On December 6, 2023, The Hill published an op-ed written by ATR’s Director of Financial Policy, Bryan Bashur. The article talks about the flaws in a proposed rulemaking that the IRS issued to regulate tax reporting of digital asset transactions (e.g., stablecoins, nonfungible tokens, and other cryptocurrencies). Bashur explains that:
Last month, the IRS closed the comment period on a proposed rule for certain digital asset brokers, including digital asset trading platforms, wallet providers and payment processors. The rule, if finalized, would require these entities that fall under the rule’s definition of a broker to submit information to the IRS on their customers’ digital asset transactions.
While requiring brokers to report transactions to the IRS is conventional, the rule goes beyond congressional intent. Bashur shows this by describing how:
For example, the IRS offers an expansive definition of digital asset, which includes stablecoins and nonfungible tokens, or NFTs, many of which never realize a capital gain or loss. What is most concerning is that if an individual uses a stablecoin to purchase coffee, groceries or any everyday good or service, the IRS is mandating that transaction be reported, for he IRS’s rule also fails to offer a de minimis exemption for small transactions.
Last Congress, a bipartisan cadre of lawmakers introduced a bill to ensure that small digital asset transactions need not be reported to the IRS. After all, overreporting will lead to more government surveillance and paves the way for the IRS to harass individuals and small businesses.
This is not the first time the IRS has attempted to push the boundaries of their authority. For example:
The IRS tried to lower the reporting threshold to $600 for bank account transactions, which would have significantly burdened small businesses and individuals with onerous and invasive reporting requirements. Additionally, Congress wrongly directed the IRS to lower the threshold for third-party network transactions from $20,000 to $600.

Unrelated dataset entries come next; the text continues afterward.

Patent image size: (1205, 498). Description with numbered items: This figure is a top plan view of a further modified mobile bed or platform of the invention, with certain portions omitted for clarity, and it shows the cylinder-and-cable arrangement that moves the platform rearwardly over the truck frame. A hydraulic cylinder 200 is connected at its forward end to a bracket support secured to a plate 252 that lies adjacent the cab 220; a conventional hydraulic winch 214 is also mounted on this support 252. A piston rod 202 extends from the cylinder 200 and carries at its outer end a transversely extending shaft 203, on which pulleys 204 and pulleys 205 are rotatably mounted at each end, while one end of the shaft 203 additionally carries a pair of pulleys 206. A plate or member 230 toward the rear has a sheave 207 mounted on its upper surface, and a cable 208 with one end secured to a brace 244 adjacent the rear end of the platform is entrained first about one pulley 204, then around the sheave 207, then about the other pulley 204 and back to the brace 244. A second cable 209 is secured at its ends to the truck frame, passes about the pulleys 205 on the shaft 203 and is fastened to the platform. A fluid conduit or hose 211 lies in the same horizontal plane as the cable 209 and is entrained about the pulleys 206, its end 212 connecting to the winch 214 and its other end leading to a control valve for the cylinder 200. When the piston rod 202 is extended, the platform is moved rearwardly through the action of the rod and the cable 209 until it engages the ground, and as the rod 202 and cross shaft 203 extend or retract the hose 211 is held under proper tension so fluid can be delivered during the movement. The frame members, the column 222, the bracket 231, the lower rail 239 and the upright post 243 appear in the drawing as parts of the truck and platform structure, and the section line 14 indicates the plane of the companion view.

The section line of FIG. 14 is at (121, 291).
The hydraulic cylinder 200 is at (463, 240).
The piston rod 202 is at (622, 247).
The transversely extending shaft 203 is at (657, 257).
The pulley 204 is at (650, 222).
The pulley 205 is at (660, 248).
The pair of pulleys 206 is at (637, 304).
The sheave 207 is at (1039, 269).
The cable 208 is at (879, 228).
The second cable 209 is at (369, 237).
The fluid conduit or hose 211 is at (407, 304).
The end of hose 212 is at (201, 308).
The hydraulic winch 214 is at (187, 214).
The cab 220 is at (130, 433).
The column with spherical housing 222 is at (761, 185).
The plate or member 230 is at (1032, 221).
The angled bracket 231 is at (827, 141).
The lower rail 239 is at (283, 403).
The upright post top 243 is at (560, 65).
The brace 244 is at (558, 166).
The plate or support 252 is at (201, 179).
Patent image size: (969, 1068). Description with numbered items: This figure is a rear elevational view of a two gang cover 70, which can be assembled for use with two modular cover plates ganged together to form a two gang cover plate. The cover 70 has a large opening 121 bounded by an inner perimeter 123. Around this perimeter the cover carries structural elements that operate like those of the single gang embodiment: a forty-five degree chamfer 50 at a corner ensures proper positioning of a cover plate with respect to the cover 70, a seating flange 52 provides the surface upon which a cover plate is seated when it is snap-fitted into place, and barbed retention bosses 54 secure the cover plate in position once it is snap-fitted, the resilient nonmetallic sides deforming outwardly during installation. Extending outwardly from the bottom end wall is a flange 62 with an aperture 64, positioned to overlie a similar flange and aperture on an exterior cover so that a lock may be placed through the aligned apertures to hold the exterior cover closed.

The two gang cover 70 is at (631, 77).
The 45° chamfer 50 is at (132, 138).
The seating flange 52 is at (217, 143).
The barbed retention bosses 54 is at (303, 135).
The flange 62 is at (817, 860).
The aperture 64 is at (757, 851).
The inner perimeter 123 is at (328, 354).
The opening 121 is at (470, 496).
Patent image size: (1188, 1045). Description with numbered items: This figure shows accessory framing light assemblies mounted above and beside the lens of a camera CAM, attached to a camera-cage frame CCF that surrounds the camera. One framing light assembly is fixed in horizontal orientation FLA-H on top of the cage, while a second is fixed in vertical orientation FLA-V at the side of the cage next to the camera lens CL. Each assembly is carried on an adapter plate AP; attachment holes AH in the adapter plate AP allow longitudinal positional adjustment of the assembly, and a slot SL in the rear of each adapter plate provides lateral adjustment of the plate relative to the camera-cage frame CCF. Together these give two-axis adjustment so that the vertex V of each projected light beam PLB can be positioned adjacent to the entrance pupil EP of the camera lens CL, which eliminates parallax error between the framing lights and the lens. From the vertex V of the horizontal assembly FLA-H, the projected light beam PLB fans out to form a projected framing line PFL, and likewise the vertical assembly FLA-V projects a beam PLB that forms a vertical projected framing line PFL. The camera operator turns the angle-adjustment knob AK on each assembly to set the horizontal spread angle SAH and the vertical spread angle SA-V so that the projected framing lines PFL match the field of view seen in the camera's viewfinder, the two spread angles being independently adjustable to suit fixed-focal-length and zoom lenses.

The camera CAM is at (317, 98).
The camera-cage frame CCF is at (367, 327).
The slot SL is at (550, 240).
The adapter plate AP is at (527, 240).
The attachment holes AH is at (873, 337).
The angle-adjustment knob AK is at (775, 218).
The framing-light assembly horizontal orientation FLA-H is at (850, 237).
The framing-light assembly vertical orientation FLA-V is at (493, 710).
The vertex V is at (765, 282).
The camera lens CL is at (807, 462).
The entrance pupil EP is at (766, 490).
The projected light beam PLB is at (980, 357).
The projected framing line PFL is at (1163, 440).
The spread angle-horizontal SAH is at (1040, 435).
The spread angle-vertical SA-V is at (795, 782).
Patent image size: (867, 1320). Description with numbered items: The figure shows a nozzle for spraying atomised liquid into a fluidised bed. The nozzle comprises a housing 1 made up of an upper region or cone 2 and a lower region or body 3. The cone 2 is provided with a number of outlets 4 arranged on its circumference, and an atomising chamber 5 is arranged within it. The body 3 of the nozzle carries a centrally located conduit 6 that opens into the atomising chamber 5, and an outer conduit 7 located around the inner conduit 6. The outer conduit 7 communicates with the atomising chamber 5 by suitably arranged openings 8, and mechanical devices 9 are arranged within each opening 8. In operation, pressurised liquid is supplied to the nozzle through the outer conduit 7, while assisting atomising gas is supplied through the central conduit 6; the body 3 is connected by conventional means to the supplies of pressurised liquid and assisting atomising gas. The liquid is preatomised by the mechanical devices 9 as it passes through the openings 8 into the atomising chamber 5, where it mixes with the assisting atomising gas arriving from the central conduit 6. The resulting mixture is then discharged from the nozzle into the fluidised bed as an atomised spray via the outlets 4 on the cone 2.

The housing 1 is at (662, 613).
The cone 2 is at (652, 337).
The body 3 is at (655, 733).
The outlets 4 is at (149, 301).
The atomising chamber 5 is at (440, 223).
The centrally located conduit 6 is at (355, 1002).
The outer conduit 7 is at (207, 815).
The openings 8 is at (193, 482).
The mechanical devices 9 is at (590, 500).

The IRS was unsuccessful with bank accounts, so now they are going after taxpayers’ digital asset transactions.
The IRS is also targeting decentralized protocols:
The proposed rule also targets decentralized protocols run by decentralized autonomous organizations. These peer-to-peer operations are different from centralized exchanges because they do not have the knowledge or information required to report transactional information to the IRS.
The IRS did not thoroughly examine the marketplace before issuing the proposed rule:
The IRS admits that it did not thoroughly study the economic effects of this rule on small businesses. According to Michigan v. EPA, “No regulation is ‘appropriate’ if it does significantly more harm than good.” In this case, the IRS is fixated on terminating “the overall tax gap” to the detriment of small businesses with no perceived benefits.
Fortunately, Congress has introduced legislation that would codify fixes for reporting digital asset transactions:
The Keep Innovation in America Act should be enacted to fix the statutory definition of a digital asset broker. The bill would codify a better definition of broker for digital asset transactions, tailor the definition of digital asset and narrow the information reported to the IRS.
Bashur concludes by stating that:
Lawmakers should understand the negative implications of allowing the IRS to collect innumerable amounts of transactional information on digital assets. Congress needs to take the reins and pass legislation that would codify the proper definition of a broker and protect consumers by statutorily exempting small transactions from IRS reporting.
In the meantime, the IRS should withdraw the unworkable rule since it fails to capture Congress’s intent and could be found to be arbitrary and capricious.